ただし、この藩は幕末まで続いた藩ではありません。藩主・松平近憲が本家・松江藩の家督を継いだため、本藩へ還って廃藩となりました。幕末の松江藩の動きは本家のページをご覧ください。
【廃藩のあと——八十日間だけ、隠岐に自治政府ができた】
松江新田藩は元禄十四年(1701年)に松平近憲が一万石を分けられて立ちましたが、宝永元年(1704年)に近憲が兄の養子となって本家を継いだため、所領は松江藩に戻されて廃藩となりました。三年です。所領は出雲国内とされますが具体的な地名の記載がなく、陣屋がどこにあったかは確かめられませんでした。
以後、この地は松江藩領として幕末を迎えます。幕末の藩主は松平定安。文久二年から西洋学校を設け、フランス人を招いて砲術と医学を導入し、アメリカから軍艦「八雲丸」を買い入れています。ただし政治の姿勢は曖昧で、大政奉還と王政復古のあともどちらつかずでした。最終的には慶応四年に新政府側につきます。
そしてこの藩には、もうひとつの顔がありました。幕府領である隠岐を預かって支配していたのです。そこで起きたのが隠岐騒動でした。
発端は、松江藩の役人が山陰道鎮撫使からの書状を開封し、隠岐が朝廷領に移されたことを島民に隠したことでした。慶応四年三月十九日、島民およそ三千人が陣屋を取り囲んで六か条の要求を突きつけ、郡代を追放します。
島民はそのあと「総会所」を設け、頭取・算用衆・会議所など十六の組織からなる自治の体制を作りました。そして八十日間、自分たちで島を治めたのです。
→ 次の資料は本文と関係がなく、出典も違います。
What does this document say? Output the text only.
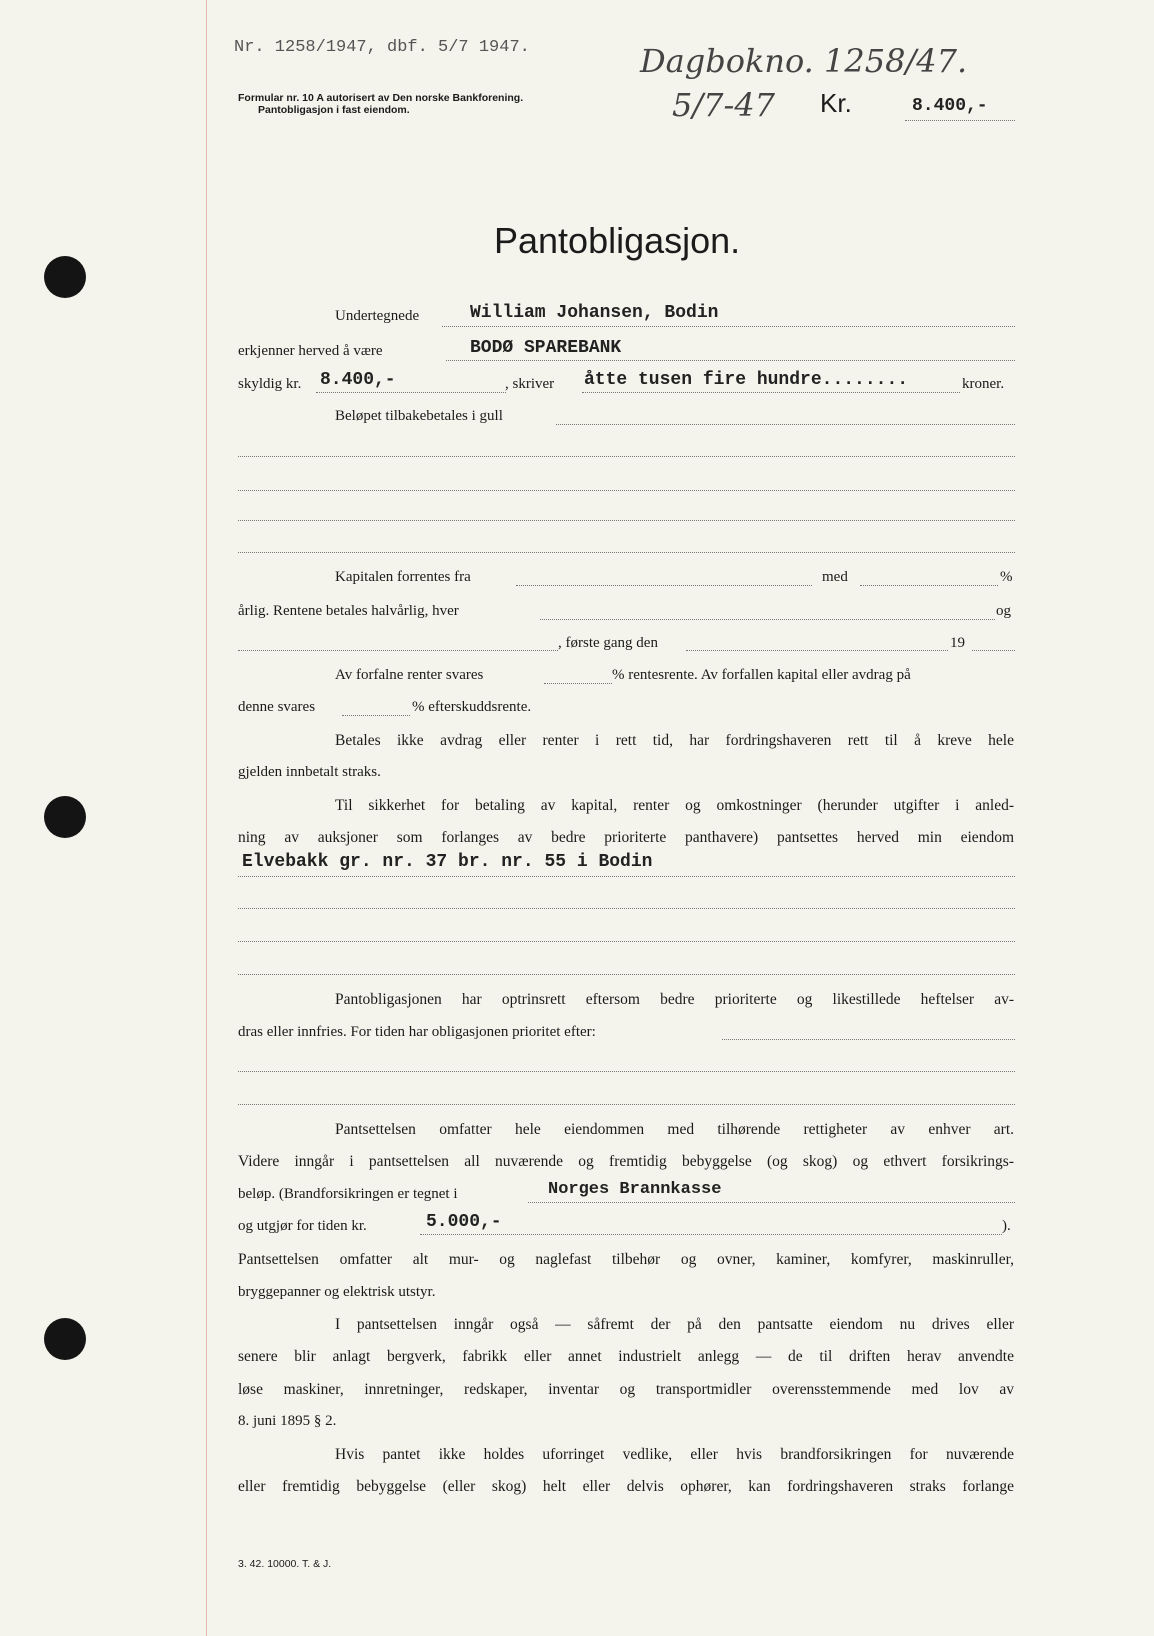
Nr. 1258/1947, dbf. 5/7 1947.
Formular nr. 10 A autorisert av Den norske Bankforening.
Pantobligasjon i fast eiendom.
Dagbokno. 1258/47.
5/7-47 Kr.	8.400,-
Pantobligasjon.
Undertegnede	William Johansen, Bodin
erkjenner herved å være	BODØ SPAREBANK
skyldig kr. 8.400,-	, skriver åtte tusen fire hundre........	kroner.
Beløpet tilbakebetales i gull
Kapitalen forrentes fra	med	%
årlig. Rentene betales halvårlig, hver	og
, første gang den	19
Av forfalne renter svares	% rentesrente. Av forfallen kapital eller avdrag på
denne svares	% efterskuddsrente.
Betales ikke avdrag eller renter i rett tid, har fordringshaveren rett til å kreve hele
gjelden innbetalt straks.
Til sikkerhet for betaling av kapital, renter og omkostninger (herunder utgifter i anled-
ning av auksjoner som forlanges av bedre prioriterte panthavere) pantsettes herved min eiendom
Elvebakk gr. nr. 37 br. nr. 55 i Bodin
Pantobligasjonen har optrinsrett eftersom bedre prioriterte og likestillede heftelser av-
dras eller innfries. For tiden har obligasjonen prioritet efter:
Pantsettelsen omfatter hele eiendommen med tilhørende rettigheter av enhver art.
Videre inngår i pantsettelsen all nuværende og fremtidig bebyggelse (og skog) og ethvert forsikrings-
beløp. (Brandforsikringen er tegnet i	Norges Brannkasse
og utgjør for tiden kr.	5.000,-	).
Pantsettelsen omfatter alt mur- og naglefast tilbehør og ovner, kaminer, komfyrer, maskinruller,
bryggepanner og elektrisk utstyr.
I pantsettelsen inngår også — såfremt der på den pantsatte eiendom nu drives eller
senere blir anlagt bergverk, fabrikk eller annet industrielt anlegg — de til driften herav anvendte
løse maskiner, innretninger, redskaper, inventar og transportmidler overensstemmende med lov av
8. juni 1895 § 2.
Hvis pantet ikke holdes uforringet vedlike, eller hvis brandforsikringen for nuværende
eller fremtidig bebyggelse (eller skog) helt eller delvis ophører, kan fordringshaveren straks forlange
3. 42. 10000. T. & J.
松江藩は四月末から兵を送り、五月十日の戦闘で死者十四人・負傷者八人を出して陣屋を取り戻しました。ところが新政府はこの派兵を不当と見て監察使を送り、明治四年に関係者が処罰されて、隠岐は鳥取藩の管轄へ移されます。力ずくで取り返した側が、あとで咎められたことになります。
松江城は国宝で、現存十二天守のひとつです。七代・松平治郷(不昧公)の茶の湯は、いまも「不昧公好み」として出雲に生きています。